Now i need a table that shows the dates and number of people taking off on that day
Date---------First_Day_Off-------Second_Day_Off
10/21/2009---1-------------------0
12/06/2009---1--------------------1
09/3/2009----2--------------------0
Any ideas?
Oracle 9i+, using Subquery Factoring (WITH):
WITH sample AS (
SELECT a.employee,
a.first_day_off AS day_off,
1 AS day_number
FROM YOUR_TABLE a
WHERE a.first_day_off IS NOT NULL
UNION ALL
SELECT b.employee,
b.second_day_off,
2 AS day_number
FROM YOUR_TABLE b
WHERE b.second_day_off IS NOT NULL)
SELECT s.day_off AS date,
SUM(CASE WHEN s.day_number = 1 THEN 1 ELSE 0 END) AS first_day_off,
SUM(CASE WHEN s.day_number = 2 THEN 1 ELSE 0 END) AS second_day_off
FROM sample s
GROUP BY s.day_off
Non Subquery Version
SELECT s.day_off AS date,
SUM(CASE WHEN s.day_number = 1 THEN 1 ELSE 0 END) AS first_day_off,
SUM(CASE WHEN s.day_number = 2 THEN 1 ELSE 0 END) AS second_day_off
FROM (SELECT a.employee,
a.first_day_off AS day_off,
1 AS day_number
FROM YOUR_TABLE a
WHERE a.first_day_off IS NOT NULL
UNION ALL
SELECT b.employee,
b.second_day_off,
2 AS day_number
FROM YOUR_TABLE b
WHERE b.second_day_off IS NOT NULL) s
GROUP BY s.day_off
It is a bit awkward to handle these queries, since you have days off stored in different columns. A better layout would be to have something like
EMPLOYEE_ID DAY_OFF
Then you would have multiple rows if an employee took multiple days off
EMPLOYEE_ID DAY_OFF
1 10/21/2009
1 12/6/2009
2 09/3/2009
2 12/6/2009
3 09/3/2009
...
In that case, you could find out how many days off each person took by using the following query:
SELECT EMPLOYEE_ID, COUNT(*) AS NUM_DAYS_OFF FROM DAYS_OFF_TABLE GROUP BY EMPLOYEE_ID
And the number of people who took days off on each date like this:
SELECT DAY_OFF, COUNT(*) AS NUM_PEOPLE FROM DAYS_OFF_TABLE GROUP BY DAY_OFF
But I digress...
You can try to use an SQL CASE statement to help with this:
SELECT Employee, CASE
WHEN First_Day_Off is NULL AND Second_Day_Off is NULL THEN 0
WHEN First_Day_Off is NOT NULL AND Second_Day_Off is NULL THEN 1
WHEN First_Day_Off is NULL AND Second_Day_Off is NOT NULL THEN 1
ELSE 2
END AS NUM_DAYS_OFF
FROM DAYS_OFF_TABLE
(note that you may need to change around the syntax slightly depending on your database.
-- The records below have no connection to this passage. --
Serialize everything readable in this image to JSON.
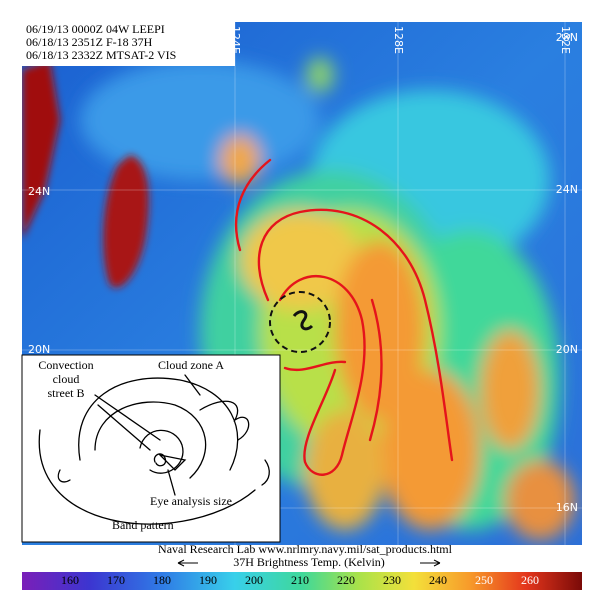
{
  "header": {
    "lines": [
      "06/19/13 0000Z 04W LEEPI",
      "06/18/13 2351Z F-18 37H",
      "06/18/13 2332Z MTSAT-2 VIS"
    ]
  },
  "map": {
    "latitude_labels_right": [
      "28N",
      "24N",
      "20N",
      "16N"
    ],
    "latitude_labels_left": [
      "24N",
      "20N"
    ],
    "longitude_labels": [
      "124E",
      "128E",
      "132E"
    ]
  },
  "inset": {
    "convection_label": [
      "Convection",
      "cloud",
      "street B"
    ],
    "cloud_zone_label": "Cloud zone A",
    "eye_label": "Eye analysis size",
    "band_label": "Band pattern"
  },
  "footer": {
    "source": "Naval Research Lab www.nrlmry.navy.mil/sat_products.html",
    "colorbar_label": "37H Brightness Temp. (Kelvin)",
    "colorbar_ticks": [
      160,
      170,
      180,
      190,
      200,
      210,
      220,
      230,
      240,
      250,
      260
    ]
  }
}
Getting dates and number of people who took off on that day might be more complicated.
I don't know if this would work, but you can try it:
SELECT
Date_Off,
COUNT(*) AS Num_People
FROM
(SELECT
First_Day_Off, COUNT(*) AS Num_People FROM DAYS_OFF_TABLE WHERE First_Day_Off IS NOT NULL GROUP BY First_Day_Off
UNION
SELECT Second_Day_Off, COUNT(*) AS Num_People FROM DAYS_OFF_TABLE WHERE Second_Day_Off IS NOT NULL GROUP BY Second_Day_Off)
GROUP BY
Num_People